D’abord, il faut préciser qu’il est impossible de comprendre le kidnapping/coup d’Etat du 29 février 2004 sans remonter aux origines de la formation sociale haïtienne issue du système esclavagiste mis en place par l’occident, et de la contradiction sociale née de la révolution haïtienne qui a mis fin à ce système. Car l’assassinat du principal leader de la révolution haïtienne, Jean Jacques Dessalines, père fondateur de la nation, a été le triomphe d’une contre-révolution.

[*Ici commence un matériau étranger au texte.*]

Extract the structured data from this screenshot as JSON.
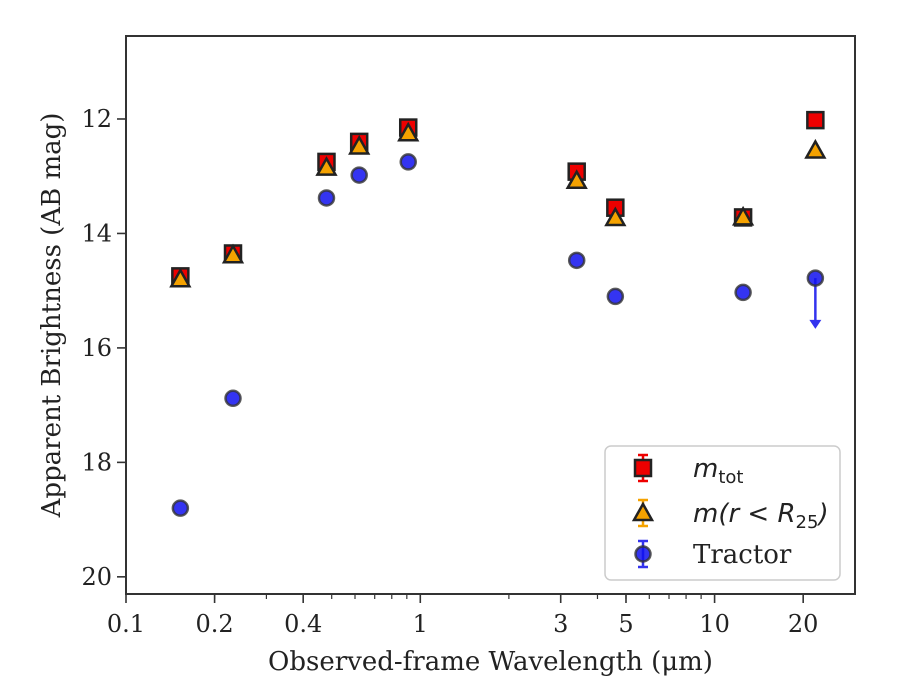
{
  "chart_data": {
    "type": "scatter",
    "xlabel": "Observed-frame Wavelength (μm)",
    "ylabel": "Apparent Brightness (AB mag)",
    "xscale": "log",
    "xlim": [
      0.1,
      30
    ],
    "ylim": [
      20.3,
      10.55
    ],
    "y_inverted": true,
    "xticks": [
      {
        "value": 0.1,
        "label": "0.1"
      },
      {
        "value": 0.2,
        "label": "0.2"
      },
      {
        "value": 0.4,
        "label": "0.4"
      },
      {
        "value": 1,
        "label": "1"
      },
      {
        "value": 3,
        "label": "3"
      },
      {
        "value": 5,
        "label": "5"
      },
      {
        "value": 10,
        "label": "10"
      },
      {
        "value": 20,
        "label": "20"
      }
    ],
    "yticks": [
      {
        "value": 12,
        "label": "12"
      },
      {
        "value": 14,
        "label": "14"
      },
      {
        "value": 16,
        "label": "16"
      },
      {
        "value": 18,
        "label": "18"
      },
      {
        "value": 20,
        "label": "20"
      }
    ],
    "legend_position": "lower right",
    "grid": false,
    "series": [
      {
        "key": "mtot",
        "legend_label": "m",
        "legend_sub": "tot",
        "marker": "square",
        "color": "#ee0000",
        "edge_color": "#222222",
        "points": [
          {
            "x": 0.153,
            "y": 14.75
          },
          {
            "x": 0.231,
            "y": 14.35
          },
          {
            "x": 0.48,
            "y": 12.75
          },
          {
            "x": 0.62,
            "y": 12.4
          },
          {
            "x": 0.91,
            "y": 12.15
          },
          {
            "x": 3.4,
            "y": 12.92
          },
          {
            "x": 4.6,
            "y": 13.55
          },
          {
            "x": 12.5,
            "y": 13.72
          },
          {
            "x": 22.0,
            "y": 12.02
          }
        ]
      },
      {
        "key": "mr25",
        "legend_label": "m(r < R",
        "legend_sub": "25",
        "legend_close": ")",
        "marker": "triangle",
        "color": "#f5a200",
        "edge_color": "#222222",
        "points": [
          {
            "x": 0.153,
            "y": 14.8
          },
          {
            "x": 0.231,
            "y": 14.38
          },
          {
            "x": 0.48,
            "y": 12.85
          },
          {
            "x": 0.62,
            "y": 12.48
          },
          {
            "x": 0.91,
            "y": 12.25
          },
          {
            "x": 3.4,
            "y": 13.08
          },
          {
            "x": 4.6,
            "y": 13.73
          },
          {
            "x": 12.5,
            "y": 13.72
          },
          {
            "x": 22.0,
            "y": 12.55
          }
        ]
      },
      {
        "key": "tractor",
        "legend_label": "Tractor",
        "marker": "circle",
        "color": "#1010ee",
        "edge_color": "#333333",
        "points": [
          {
            "x": 0.153,
            "y": 18.8
          },
          {
            "x": 0.231,
            "y": 16.88
          },
          {
            "x": 0.48,
            "y": 13.38
          },
          {
            "x": 0.62,
            "y": 12.98
          },
          {
            "x": 0.91,
            "y": 12.75
          },
          {
            "x": 3.4,
            "y": 14.47
          },
          {
            "x": 4.6,
            "y": 15.1
          },
          {
            "x": 12.5,
            "y": 15.03
          },
          {
            "x": 22.0,
            "y": 14.78,
            "upper_limit_to": 15.65
          }
        ]
      }
    ]
  }
}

En effet, une fois la révolution de 1804 réalisée, cette contradiction était clairement exprimée en fonction de cette réalité historique suivante : Dessalines voulait l’appropriation collective des terres via l’Etat, afin de les exploiter dans le cadre de la grande propriété collective pour produire des richesses au profit de tous, car la terre à l’époque était la principale source de richesse. Malheureusement, cette vision sociale émancipatrice était contraire à l’agenda de la fraction mulâtre de l’oligarchie haïtienne. Par conséquent, ils ont tué Dessalines et transformer l’Etat haïtien en un instrument de guerre contre les masses, en l’utilisant pour distribuer des terres sous formes de ‘’grands dons’’ à une petite minorité rapace et aux grands généraux, ensuite élaborer un code rural criminel, rappelant les conditions de travail du temps de l’esclavage, forçant les paysans à travailler dans le cadre d’un système de métayage basé sur ‘’de mwatye’’. Et les propriétaires, souvent absentéistes, ne se sont fait aucune exigence d’accompagnement technique et financier à l’égard de ces paysans dont ils exploitent leurs forces de travail.

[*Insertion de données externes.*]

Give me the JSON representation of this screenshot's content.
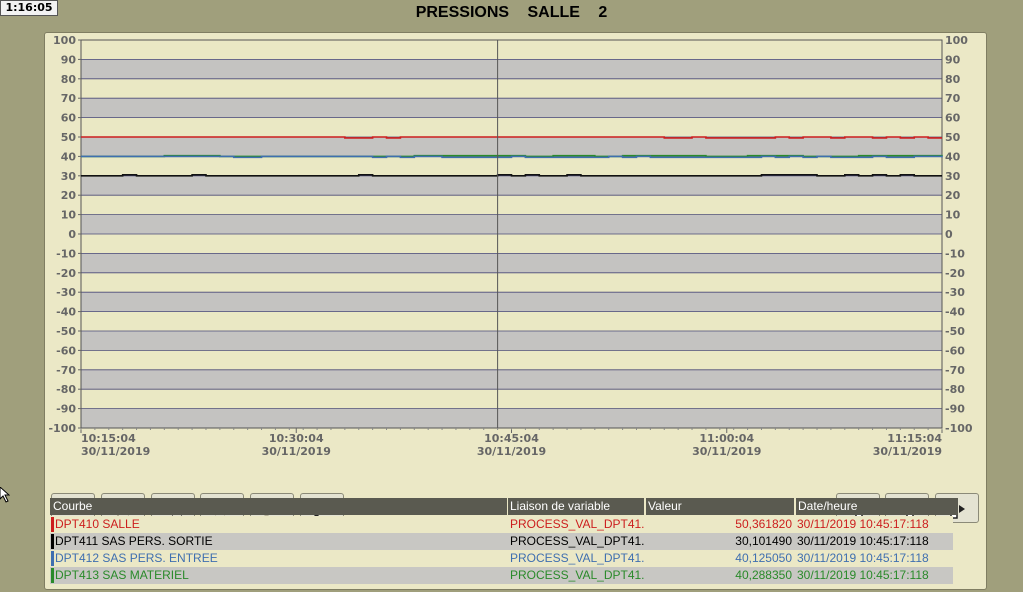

Ce système de pillage, n’ayant aucun souci pour le développement de l’économie nationale, a été initié et maintenu par les chefs d’Etat contre-révolutionnaires Alexandre Pétion et Jean Pierre Boyer, entretenu par ses successeurs, renforcé et consolidé par l’occupation américaine d’Haïti datant depuis plus d’un siècle.

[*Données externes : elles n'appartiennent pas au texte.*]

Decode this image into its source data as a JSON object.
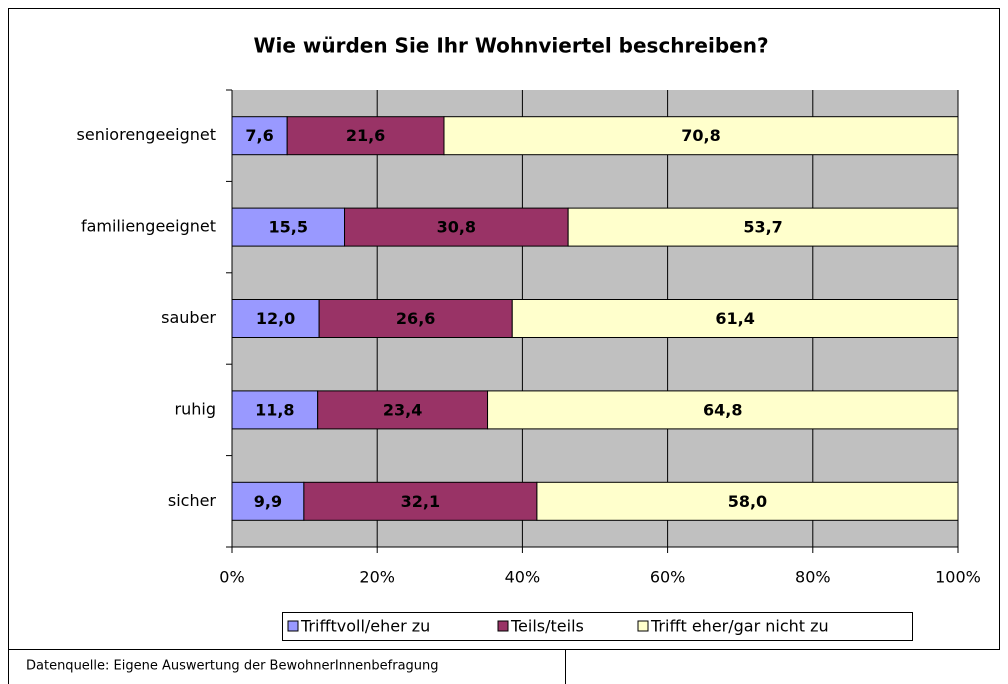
{
  "chart_data": {
    "type": "bar",
    "orientation": "horizontal",
    "stacked": true,
    "title": "Wie würden Sie Ihr Wohnviertel beschreiben?",
    "categories": [
      "seniorengeeignet",
      "familiengeeignet",
      "sauber",
      "ruhig",
      "sicher"
    ],
    "series": [
      {
        "name": "Trifftvoll/eher zu",
        "color": "#9999ff",
        "label_color": "#000000",
        "values": [
          7.6,
          15.5,
          12.0,
          11.8,
          9.9
        ],
        "value_labels": [
          "7,6",
          "15,5",
          "12,0",
          "11,8",
          "9,9"
        ]
      },
      {
        "name": "Teils/teils",
        "color": "#993366",
        "label_color": "#ffffff",
        "values": [
          21.6,
          30.8,
          26.6,
          23.4,
          32.1
        ],
        "value_labels": [
          "21,6",
          "30,8",
          "26,6",
          "23,4",
          "32,1"
        ]
      },
      {
        "name": "Trifft eher/gar nicht zu",
        "color": "#ffffcc",
        "label_color": "#000000",
        "values": [
          70.8,
          53.7,
          61.4,
          64.8,
          58.0
        ],
        "value_labels": [
          "70,8",
          "53,7",
          "61,4",
          "64,8",
          "58,0"
        ]
      }
    ],
    "xlim": [
      0,
      100
    ],
    "xticks": [
      {
        "value": 0,
        "label": "0%"
      },
      {
        "value": 20,
        "label": "20%"
      },
      {
        "value": 40,
        "label": "40%"
      },
      {
        "value": 60,
        "label": "60%"
      },
      {
        "value": 80,
        "label": "80%"
      },
      {
        "value": 100,
        "label": "100%"
      }
    ],
    "grid": true,
    "plot_background": "#c0c0c0",
    "legend": "bottom",
    "source": "Datenquelle: Eigene Auswertung der BewohnerInnenbefragung"
  }
}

les masses rurales sont dans une situation de lutte permanente face aux ennemis historiques du pays
Mais le peuple haïtien, se trouvant confronté à ce système inhumain, n’a jamais cessé de se battre aux côtés de leurs avant-gardes, attachées à l’idéal révolutionnaire du père de la nation. Ainsi, les masses rurales sont dans une situation de lutte permanente face aux ennemis historiques du pays. Cela se manifeste à plusieurs phases de l’histoire nationale : le mouvement de la commune de Grand-anse avec Jean Baptiste Goman (après l’assassinat de Dessalines), le mouvement des piquets avec Jean Jacques Acaau (crise de 1843), le mouvement des cacos avec Charlemagne Péralte et Benoit Batraville (lutte armée contre l’occupation américaine), et tant d’autres encore, jusqu’au mouvement lavalas.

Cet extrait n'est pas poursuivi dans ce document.